Last November, Mr Gove took the decision to establish a new English regulator to replace the European Commission, which has taken legal action against the UK several times for failing to meet EU environmental standards.
There had been concerns that a failure to replace this body would lead to a ‘governance gap’.
In its report, the IFG recommended the regulator report to and be co-funded by all four legislatures, not Governments, of the UK to make it more independent and less likely to be abolished.
“Government can change objectives, as they did when they removed the child poverty targets in the Welfare Reform and Work Act 2016”, the paper read.
“Creating a UK-wide watchdog, established in legislation, scrutinised and passed by all four parliaments, and jointly owned by all four Governments, would make it harder for the UK Government to abolish or weaken it in the future.
“Standards could not easily be undercut, and the institution would speak with greater authority.”

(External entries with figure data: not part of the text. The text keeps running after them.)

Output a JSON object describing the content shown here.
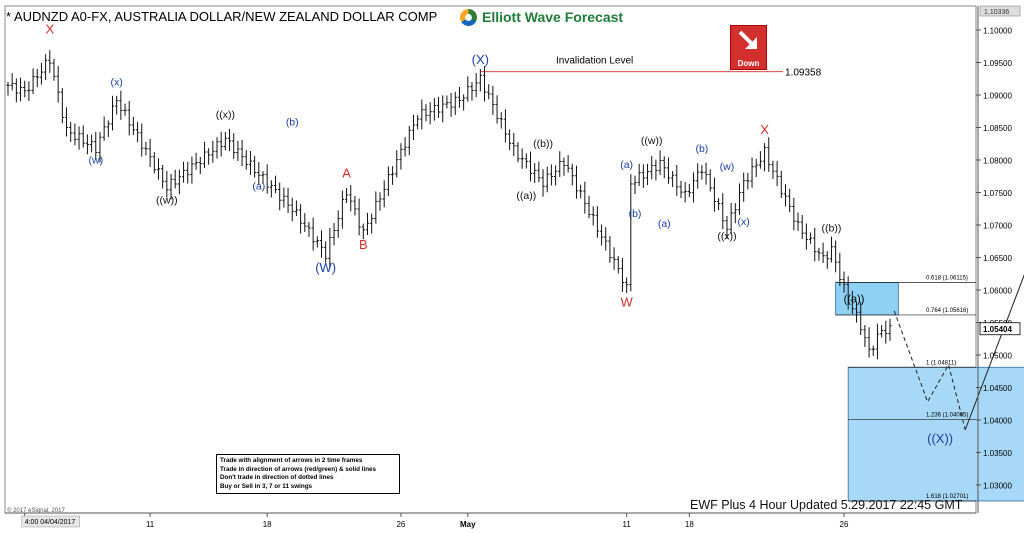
{
  "header": {
    "title": "* AUDNZD A0-FX, AUSTRALIA DOLLAR/NEW ZEALAND DOLLAR COMP",
    "logo_text": "Elliott Wave Forecast",
    "down_label": "Down",
    "top_right_value": "1.10336"
  },
  "notes": [
    "Trade with alignment of arrows in 2 time frames",
    "Trade in direction of arrows (red/green) & solid lines",
    "Don't trade in direction of dotted lines",
    "Buy or Sell in 3, 7 or 11 swings"
  ],
  "footer": {
    "updated": "EWF Plus 4 Hour Updated 5.29.2017 22:45 GMT",
    "copyright": "© 2017 eSignal, 2017"
  },
  "chart_data": {
    "type": "bar",
    "style": "ohlc",
    "title": "* AUDNZD A0-FX, AUSTRALIA DOLLAR/NEW ZEALAND DOLLAR COMP",
    "timeframe": "4 Hour",
    "ylim": [
      1.0265,
      1.1034
    ],
    "yticks": [
      "1.03000",
      "1.03500",
      "1.04000",
      "1.04500",
      "1.05000",
      "1.05500",
      "1.06000",
      "1.06500",
      "1.07000",
      "1.07500",
      "1.08000",
      "1.08500",
      "1.09000",
      "1.09500",
      "1.10000"
    ],
    "xticks": [
      {
        "label": "4:00 04/04/2017",
        "bar": 4
      },
      {
        "label": "11",
        "bar": 34
      },
      {
        "label": "18",
        "bar": 62
      },
      {
        "label": "26",
        "bar": 94
      },
      {
        "label": "May",
        "bar": 110
      },
      {
        "label": "11",
        "bar": 148
      },
      {
        "label": "18",
        "bar": 163
      },
      {
        "label": "26",
        "bar": 200
      }
    ],
    "last_price": "1.05404",
    "invalidation": {
      "label": "Invalidation Level",
      "value": 1.09358,
      "value_label": "1.09358"
    },
    "ohlc_anchors": [
      {
        "bar": 0,
        "price": 1.0915
      },
      {
        "bar": 4,
        "price": 1.0905
      },
      {
        "bar": 10,
        "price": 1.0955
      },
      {
        "bar": 14,
        "price": 1.0845
      },
      {
        "bar": 21,
        "price": 1.0818
      },
      {
        "bar": 26,
        "price": 1.0892
      },
      {
        "bar": 38,
        "price": 1.0758
      },
      {
        "bar": 52,
        "price": 1.0832
      },
      {
        "bar": 60,
        "price": 1.0778
      },
      {
        "bar": 68,
        "price": 1.0725
      },
      {
        "bar": 76,
        "price": 1.0655
      },
      {
        "bar": 81,
        "price": 1.0752
      },
      {
        "bar": 85,
        "price": 1.0688
      },
      {
        "bar": 98,
        "price": 1.0868
      },
      {
        "bar": 108,
        "price": 1.0893
      },
      {
        "bar": 113,
        "price": 1.0925
      },
      {
        "bar": 121,
        "price": 1.0815
      },
      {
        "bar": 128,
        "price": 1.0765
      },
      {
        "bar": 133,
        "price": 1.0798
      },
      {
        "bar": 147,
        "price": 1.0618
      },
      {
        "bar": 148,
        "price": 1.0602
      },
      {
        "bar": 149,
        "price": 1.0765
      },
      {
        "bar": 156,
        "price": 1.0795
      },
      {
        "bar": 162,
        "price": 1.0745
      },
      {
        "bar": 166,
        "price": 1.0788
      },
      {
        "bar": 172,
        "price": 1.0695
      },
      {
        "bar": 176,
        "price": 1.0765
      },
      {
        "bar": 181,
        "price": 1.0812
      },
      {
        "bar": 189,
        "price": 1.0698
      },
      {
        "bar": 195,
        "price": 1.0648
      },
      {
        "bar": 197,
        "price": 1.0662
      },
      {
        "bar": 200,
        "price": 1.0602
      },
      {
        "bar": 204,
        "price": 1.0545
      },
      {
        "bar": 206,
        "price": 1.0505
      },
      {
        "bar": 209,
        "price": 1.0538
      },
      {
        "bar": 211,
        "price": 1.0538
      }
    ],
    "fib_levels": [
      {
        "label": "0.618 (1.06115)",
        "value": 1.06115
      },
      {
        "label": "0.764 (1.05616)",
        "value": 1.05616
      },
      {
        "label": "1 (1.04811)",
        "value": 1.04811
      },
      {
        "label": "1.236 (1.04005)",
        "value": 1.04005
      },
      {
        "label": "1.618 (1.02701)",
        "value": 1.02701
      }
    ],
    "zones": [
      {
        "name": "zone-a",
        "bar_from": 198,
        "bar_to": 213,
        "y_from": 1.05616,
        "y_to": 1.06115,
        "label": "((a))"
      },
      {
        "name": "zone-main",
        "bar_from": 201,
        "bar_to": 245,
        "y_from": 1.02701,
        "y_to": 1.04811
      }
    ],
    "projection": {
      "dashed": [
        {
          "bar": 212,
          "price": 1.0568
        },
        {
          "bar": 220,
          "price": 1.0428
        },
        {
          "bar": 225,
          "price": 1.0485
        },
        {
          "bar": 229,
          "price": 1.0385
        }
      ],
      "solid": [
        {
          "bar": 229,
          "price": 1.0385
        },
        {
          "bar": 244,
          "price": 1.0638
        }
      ]
    },
    "wave_labels": [
      {
        "text": "X",
        "bar": 10,
        "price": 1.0995,
        "color": "red"
      },
      {
        "text": "(x)",
        "bar": 26,
        "price": 1.0915,
        "color": "blue"
      },
      {
        "text": "(w)",
        "bar": 21,
        "price": 1.0795,
        "color": "blue"
      },
      {
        "text": "((w))",
        "bar": 38,
        "price": 1.0733,
        "color": "black"
      },
      {
        "text": "((x))",
        "bar": 52,
        "price": 1.0865,
        "color": "black"
      },
      {
        "text": "(a)",
        "bar": 60,
        "price": 1.0755,
        "color": "blue"
      },
      {
        "text": "(b)",
        "bar": 68,
        "price": 1.0853,
        "color": "blue"
      },
      {
        "text": "(W)",
        "bar": 76,
        "price": 1.0628,
        "color": "blue"
      },
      {
        "text": "A",
        "bar": 81,
        "price": 1.0773,
        "color": "red"
      },
      {
        "text": "B",
        "bar": 85,
        "price": 1.0663,
        "color": "red"
      },
      {
        "text": "(X)",
        "bar": 113,
        "price": 1.0948,
        "color": "blue"
      },
      {
        "text": "((b))",
        "bar": 128,
        "price": 1.082,
        "color": "black"
      },
      {
        "text": "((a))",
        "bar": 124,
        "price": 1.074,
        "color": "black"
      },
      {
        "text": "W",
        "bar": 148,
        "price": 1.0575,
        "color": "red"
      },
      {
        "text": "(a)",
        "bar": 148,
        "price": 1.0788,
        "color": "blue"
      },
      {
        "text": "(b)",
        "bar": 150,
        "price": 1.0712,
        "color": "blue"
      },
      {
        "text": "((w))",
        "bar": 154,
        "price": 1.0825,
        "color": "black"
      },
      {
        "text": "(a)",
        "bar": 157,
        "price": 1.0697,
        "color": "blue"
      },
      {
        "text": "(b)",
        "bar": 166,
        "price": 1.0812,
        "color": "blue"
      },
      {
        "text": "(w)",
        "bar": 172,
        "price": 1.0785,
        "color": "blue"
      },
      {
        "text": "(x)",
        "bar": 176,
        "price": 1.07,
        "color": "blue"
      },
      {
        "text": "((x))",
        "bar": 172,
        "price": 1.0678,
        "color": "black"
      },
      {
        "text": "X",
        "bar": 181,
        "price": 1.084,
        "color": "red"
      },
      {
        "text": "((b))",
        "bar": 197,
        "price": 1.069,
        "color": "black"
      },
      {
        "text": "((X))",
        "bar": 223,
        "price": 1.0365,
        "color": "blue"
      }
    ]
  }
}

The IFG also called for an ‘urgent review’ of how the four nations of the UK work together in light of Brexit.
At the moment, the UK Government and devolved regions discuss issues relevant to devolution through the Joint Ministerial Committee (JMC), but there has been criticism of the effectiveness of the body since the EU referendum.
Only the UK Government has the power to convene the JMC, but it has preferred to insist on bilateral discussions with the devolved regions while Brexit talks are ongoing.
The report recommended the Minister for the Cabinet Office work with the devolved regions to ensure the JMC has a fixed timetable of meetings, including an annual ‘plenary’, which have jointly agreed agendas.
It also said new mechanisms to solve technical disputes outside of politically contentious ministerial forums should be established, and JMC sub-committees on topics such as international trade should be set up to provide a ‘forum for consultation’.